Особая ценность этого фрагмента в том, что он дает представление об отношении А. Шмемана к дневниковым записям не только как к форме самовыражения, но и как к способу внутреннего самосохранения - в частности, в этой своей ипостаси одного из последних «птенцов гнезда» первоэмигрантов.
Интеллектуальная составляющая дневников в наибольшей мере свидетельствует об о. Александре как о выходце из русской эмиграции первой волны, в среде которой были философы, богословы, писатели, художники, а также великие князья и министры. Можно с уверенностью сказать, что этот контекст, формировавший его личность в период становления, во многом обусловил и глубину, и своеобразие его богословских воззрений, где он стремится приблизиться к той живой памяти о Христе, которая отличала раннехристианскую церковь. Среди учителей о. Александра были такие богословские авторитеты, как о. Сергий Булгаков, В.В. Зеньковский, А.В. Карташев. Но, пожалуй, наибольшее влияние на воззрения о. Александра имела «евхаристическая экклезиология» о. Н. Афанасьева, профессора канонического права в Парижском богословском институте, обстоятельно сформулированная в его работе «Трапеза Господня». На ее основе сформировалось восприятие о.
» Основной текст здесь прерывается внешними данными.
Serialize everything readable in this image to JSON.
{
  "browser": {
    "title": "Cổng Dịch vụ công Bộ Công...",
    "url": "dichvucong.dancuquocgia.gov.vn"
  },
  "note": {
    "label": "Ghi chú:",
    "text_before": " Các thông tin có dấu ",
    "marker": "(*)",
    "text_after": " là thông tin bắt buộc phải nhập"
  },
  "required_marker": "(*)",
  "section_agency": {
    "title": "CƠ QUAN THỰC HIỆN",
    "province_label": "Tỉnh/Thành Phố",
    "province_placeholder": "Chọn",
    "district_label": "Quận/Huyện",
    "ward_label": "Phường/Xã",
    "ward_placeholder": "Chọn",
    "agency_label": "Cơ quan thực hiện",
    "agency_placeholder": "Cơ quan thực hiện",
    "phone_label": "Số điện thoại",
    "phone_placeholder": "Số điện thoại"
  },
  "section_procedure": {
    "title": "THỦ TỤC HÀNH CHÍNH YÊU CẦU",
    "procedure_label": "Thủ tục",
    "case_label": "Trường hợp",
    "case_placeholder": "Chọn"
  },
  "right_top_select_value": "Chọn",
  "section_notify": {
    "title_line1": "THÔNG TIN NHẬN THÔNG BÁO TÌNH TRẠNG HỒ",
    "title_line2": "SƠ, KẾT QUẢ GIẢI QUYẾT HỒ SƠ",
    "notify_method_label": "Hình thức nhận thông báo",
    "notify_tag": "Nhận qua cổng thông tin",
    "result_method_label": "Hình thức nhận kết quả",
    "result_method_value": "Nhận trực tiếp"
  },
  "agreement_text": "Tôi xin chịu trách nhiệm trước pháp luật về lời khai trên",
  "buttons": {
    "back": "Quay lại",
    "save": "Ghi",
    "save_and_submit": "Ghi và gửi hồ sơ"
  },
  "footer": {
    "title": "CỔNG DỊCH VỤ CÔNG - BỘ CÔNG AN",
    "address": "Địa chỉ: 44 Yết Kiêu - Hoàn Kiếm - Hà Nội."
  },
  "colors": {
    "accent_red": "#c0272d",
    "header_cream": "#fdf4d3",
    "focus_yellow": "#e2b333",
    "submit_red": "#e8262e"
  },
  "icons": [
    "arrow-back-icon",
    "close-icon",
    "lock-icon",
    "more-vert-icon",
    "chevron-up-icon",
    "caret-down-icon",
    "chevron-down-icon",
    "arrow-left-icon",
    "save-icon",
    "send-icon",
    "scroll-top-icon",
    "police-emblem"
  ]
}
Александром литургического чина как «сослужения» «предстоятеля и народа» [14], повлиявшее на его отношение к делу своей жизни в первую очередь как «духовному деланию», а не церковной «деятельности»:
«Иногда хочется куда-нибудь убежать от этого православия ряс и камилавок, бессмысленных церемоний, елейности и лукавства. Быть самим собой, а не играть вечно какую-то роль, искусственную, архаичную и скучную. Одно утешение: Послание к Колоссянам, которое в эти дни читается в церкви» (598).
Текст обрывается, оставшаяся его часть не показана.